4. FAP-Directed Theranostics
In comparison to FDG, FAPI-PET/CT can be further used to assess eligibility for FAP-directed radioligand therapy based on molecular-imaging-derived target expression. Due to a high tumor-to-background ratio, acceptable damage to the organs at risk may be assumed [51]. There are some data available on FAP-directed therapy with ^177^Lu or ^90^Y in different malignancies, however, the data for HN, or even HNCUP, are limited. Fu et al. presented a case report of a male patient diagnosed with non-keratinizing undifferentiated nasopharyngeal carcinoma with diffuse metastases of the lymph nodes and bones. Since the patient had no further treatment options, FAP-directed therapy with 3.7 GBq of [^177^Lu]Lu-FAPI-46 was conducted. The patient reported a decrease in ostealgia three days following the therapy, however, follow up imaging after eight weeks showed a mixed response by FAPI-PET/CT and progressive disease by CT. The patient declined further cycles of FAP-directed therapy [52]. Several studies showed an acceptable safety profile of FAP-directed therapy [53,54]. However, a prolonged circulation time of FAP-targeting antibodies and limited tumor retention were reported, since the radioligand binds to fibroblasts in the tumor microenvironment rather than to tumor cells themselves, in contrast to radioligand therapy with prostate-specific membrane antigens. The early wash-out has raised concerns about their therapeutic efficacy [55,56,57]. To overcome the prolonged circulation time of FAP-targeting antibodies, some recent studies have used FAP-targeting small molecules conjugated to radionuclides with shorter physical half-lives. The current research focuses on the further development of radioligands [58,59,60].

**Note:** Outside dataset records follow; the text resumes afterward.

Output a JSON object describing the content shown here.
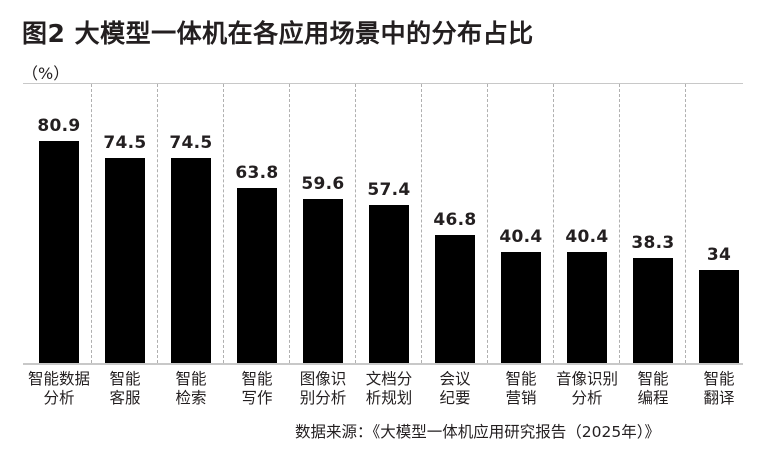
{
  "title": "图2 大模型一体机在各应用场景中的分布占比",
  "unit": "（%）",
  "source": "数据来源：《大模型一体机应用研究报告（2025年）》",
  "colors": {
    "bar": "#000000",
    "text": "#231f20",
    "gridline": "#c8c8c8"
  },
  "chart_data": {
    "type": "bar",
    "title": "图2 大模型一体机在各应用场景中的分布占比",
    "ylabel": "（%）",
    "xlabel": "",
    "categories": [
      "智能数据分析",
      "智能客服",
      "智能检索",
      "智能写作",
      "图像识别分析",
      "文档分析规划",
      "会议纪要",
      "智能营销",
      "音像识别分析",
      "智能编程",
      "智能翻译"
    ],
    "values": [
      80.9,
      74.5,
      74.5,
      63.8,
      59.6,
      57.4,
      46.8,
      40.4,
      40.4,
      38.3,
      34
    ],
    "value_labels": [
      "80.9",
      "74.5",
      "74.5",
      "63.8",
      "59.6",
      "57.4",
      "46.8",
      "40.4",
      "40.4",
      "38.3",
      "34"
    ],
    "ylim": [
      0,
      100
    ],
    "grid": false,
    "legend": null,
    "annotations": [
      "数据来源：《大模型一体机应用研究报告（2025年）》"
    ]
  },
  "bars": [
    {
      "line1": "智能数据",
      "line2": "分析",
      "label": "80.9"
    },
    {
      "line1": "智能",
      "line2": "客服",
      "label": "74.5"
    },
    {
      "line1": "智能",
      "line2": "检索",
      "label": "74.5"
    },
    {
      "line1": "智能",
      "line2": "写作",
      "label": "63.8"
    },
    {
      "line1": "图像识",
      "line2": "别分析",
      "label": "59.6"
    },
    {
      "line1": "文档分",
      "line2": "析规划",
      "label": "57.4"
    },
    {
      "line1": "会议",
      "line2": "纪要",
      "label": "46.8"
    },
    {
      "line1": "智能",
      "line2": "营销",
      "label": "40.4"
    },
    {
      "line1": "音像识别",
      "line2": "分析",
      "label": "40.4"
    },
    {
      "line1": "智能",
      "line2": "编程",
      "label": "38.3"
    },
    {
      "line1": "智能",
      "line2": "翻译",
      "label": "34"
    }
  ]
}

FAP-directed therapies have demonstrated objective responses in patients with advanced, treatment-refractory cancers. Nevertheless, larger-scale prospective studies are lacking, especially in HNCUP patients.
5. Conclusions
HNCUP remains a diagnostic and therapeutic challenge, with conventional imaging modalities often failing to identify the primary tumor. While FDG-PET/CT has improved sensitivity compared to MRI and CT, its limitations due to false positives and negatives necessitate alternative imaging approaches. FAPI-PET/CT has emerged as a promising modality, offering high tumor-to-background contrast, superior lesion detection (even in small or non-FDG-avid tumors), and potential impact on clinical decision making. Preliminary findings suggest that FAPI imaging may enhance primary tumor detection in HNCUP patients. Moreover, it holds potential for refining radiation planning by more accurately delineating tumor extent. In the future, FAP-directed radioligand therapy may offer a novel theranostic option for patients with widespread disease and high FAP expression. Despite encouraging results from retrospective cohorts and early prospective studies, large-scale prospective studies are needed to validate the diagnostic superiority and clinical impact of FAPI-PET/CT, particularly in the context of HNCUP. The integration of FAPI-PET/CT into diagnostic algorithms may be a decisive step towards precision imaging and personalized care for patients with HNCUP.